For thousands of years, humans have looked at the stars. The stars helped them try to understand their purpose and the role they play in our lives.
To help memorize the different stars, many different cultures created connect-the-dot figure patterns. Today we recognize 88 official patterns or “constellations” of stars.
In last month’s blog, we talked about Orion the Hunter, as well as other prominent constellations seen in the winter.
This month’s post will focus on three others, most notably Gemini the Twins.
Gemini the twins
High above is the constellation of Gemini the Twins. Unlike many constellations, Gemini really looks like what it’s supposed to be: twin people.

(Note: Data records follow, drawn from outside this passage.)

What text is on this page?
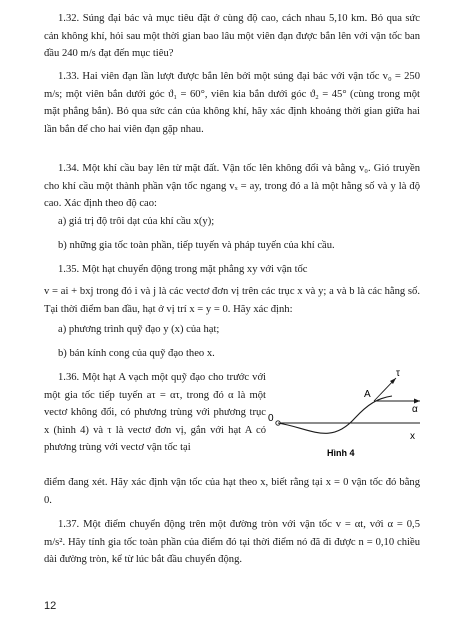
1.32. Súng đại bác và mục tiêu đặt ở cùng độ cao, cách nhau 5,10 km. Bỏ qua sức cản không khí, hỏi sau một thời gian bao lâu một viên đạn được bắn lên với vận tốc ban đầu 240 m/s đạt đến mục tiêu?
1.33. Hai viên đạn lần lượt được bắn lên bởi một súng đại bác với vận tốc v₀ = 250 m/s; một viên bắn dưới góc ϑ₁ = 60°, viên kia bắn dưới góc ϑ₂ = 45° (cùng trong một mặt phẳng bắn). Bỏ qua sức cản của không khí, hãy xác định khoảng thời gian giữa hai lần bắn để cho hai viên đạn gặp nhau.
1.34. Một khí cầu bay lên từ mặt đất. Vận tốc lên không đổi và bằng v₀. Gió truyền cho khí cầu một thành phần vận tốc ngang vₓ = ay, trong đó a là một hằng số và y là độ cao. Xác định theo độ cao:
a) giá trị độ trôi dạt của khí cầu x(y);
b) những gia tốc toàn phần, tiếp tuyến và pháp tuyến của khí cầu.
1.35. Một hạt chuyển động trong mặt phẳng xy với vận tốc
v = ai + bxj trong đó i và j là các vectơ đơn vị trên các trục x và y; a và b là các hằng số. Tại thời điểm ban đầu, hạt ở vị trí x = y = 0. Hãy xác định:
a) phương trình quỹ đạo y (x) của hạt;
b) bán kính cong của quỹ đạo theo x.
1.36. Một hạt A vạch một quỹ đạo cho trước với một gia tốc tiếp tuyến aτ = ατ, trong đó α là một vectơ không đổi, có phương trùng với phương trục x (hình 4) và τ là vectơ đơn vị, gắn với hạt A có phương trùng với vectơ vận tốc tại
A
τ
α
0
x
Hình 4
điểm đang xét. Hãy xác định vận tốc của hạt theo x, biết rằng tại x = 0 vận tốc đó bằng 0.
1.37. Một điểm chuyển động trên một đường tròn với vận tốc v = αt, với α = 0,5 m/s². Hãy tính gia tốc toàn phần của điểm đó tại thời điểm nó đã đi được n = 0,10 chiều dài đường tròn, kể từ lúc bắt đầu chuyển động.
12
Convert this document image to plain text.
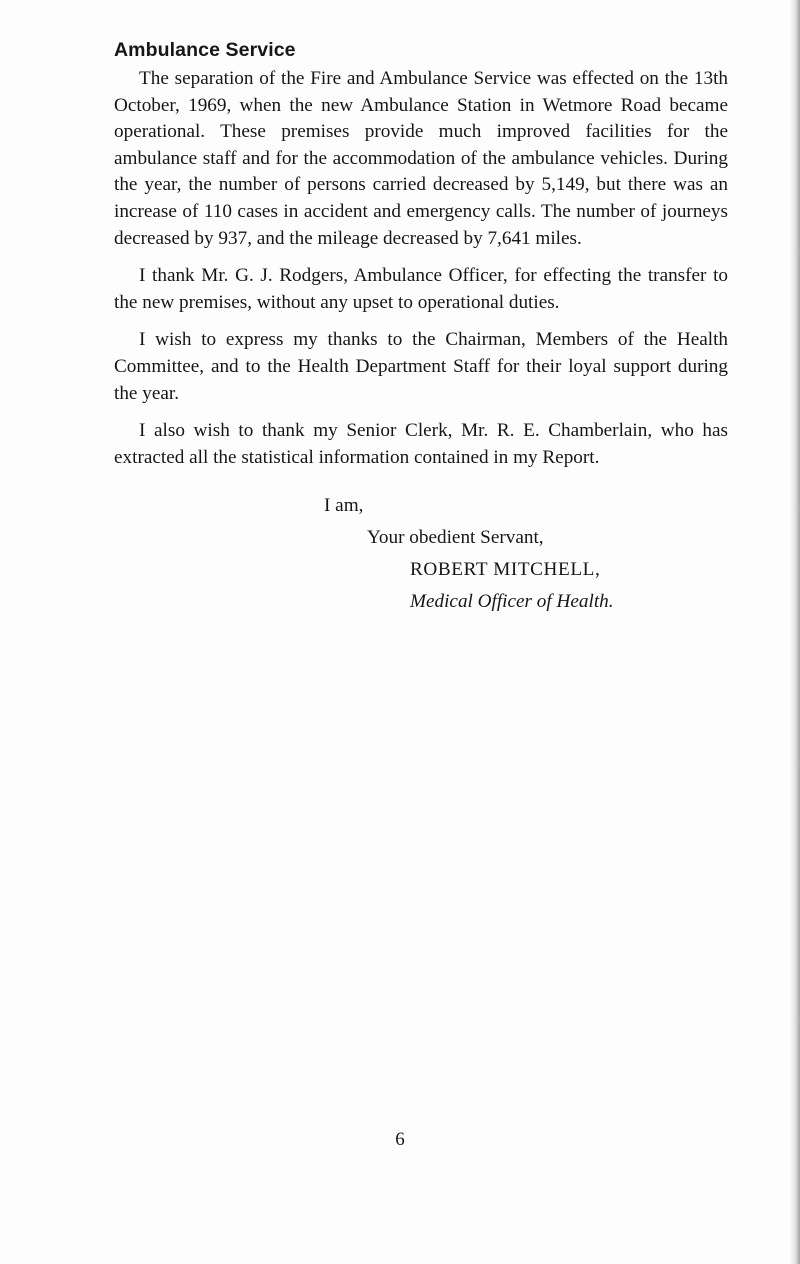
Ambulance Service

The separation of the Fire and Ambulance Service was effected on the 13th October, 1969, when the new Ambulance Station in Wetmore Road became operational. These premises provide much improved facilities for the ambulance staff and for the accommodation of the ambulance vehicles. During the year, the number of persons carried decreased by 5,149, but there was an increase of 110 cases in accident and emergency calls. The number of journeys decreased by 937, and the mileage decreased by 7,641 miles.

I thank Mr. G. J. Rodgers, Ambulance Officer, for effecting the transfer to the new premises, without any upset to operational duties.

I wish to express my thanks to the Chairman, Members of the Health Committee, and to the Health Department Staff for their loyal support during the year.

I also wish to thank my Senior Clerk, Mr. R. E. Chamberlain, who has extracted all the statistical information contained in my Report.

I am,
Your obedient Servant,
ROBERT MITCHELL,
Medical Officer of Health.
6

The constellation is a pair of stick figures “Castor” and “Pollux”. Each figure is named after the brightest star on its head. To remember which is which, let’s remember that the star Castor is closer to Polaris, the Pole Star, than its brother Pollux.
The star Pollux was one of the first to be discovered to host an extrasolar planet (2006), a planet beyond our solar system. Now, thanks to various methods, including the orbit of the Kepler spacecraft, we know of thousands of extrasolar planets.
Pollux’s sister star, Castor, is a notable star. Astronomers have discovered that almost half of all stars have companions. While most of these companion groups appear as double stars (two stars orbiting each other), Castor is actually made up of three pairs of double stars (six stars in total). Unfortunately, most of the six stars are too close together for us to observe them without a special telescope.
Castor’s body extends down to his giant foot. Looking over its tip with binoculars, you can find an open cluster; a loose group of stars that have formed together from a giant gas cloud. While the cloud may have dissipated, the remaining stars can still be seen.
Charioteer the charioteer
To the right of Gemini the Twins is the constellation Auriga, the Charioteer. Unlike his neighbor, seeing a charioteer here requires an enormous amount of creative imagination. However, if you zoom in a little, you will see a house with a base, two walls, and a three-pointed roof.
Auriga’s brightest star is Capella. This star is one of the brightest in the winter sky, although it can also be seen rising around midnight during the summer.
Many times in the summer, a camper who stays awake past midnight will notice a bright, twinkling object rising in the east. That star is Capella.
Within Auriga, towards its left (east) side are three more open star clusters, each similar to the one found in Gemini.
Canis Minor, the lesser dog
Completing our three February constellations is Canis Minor, the Lesser Dog. The brightest star in this small constellation is Procyon, which means “before the dog” because it rises before the bright dog star, Sirius.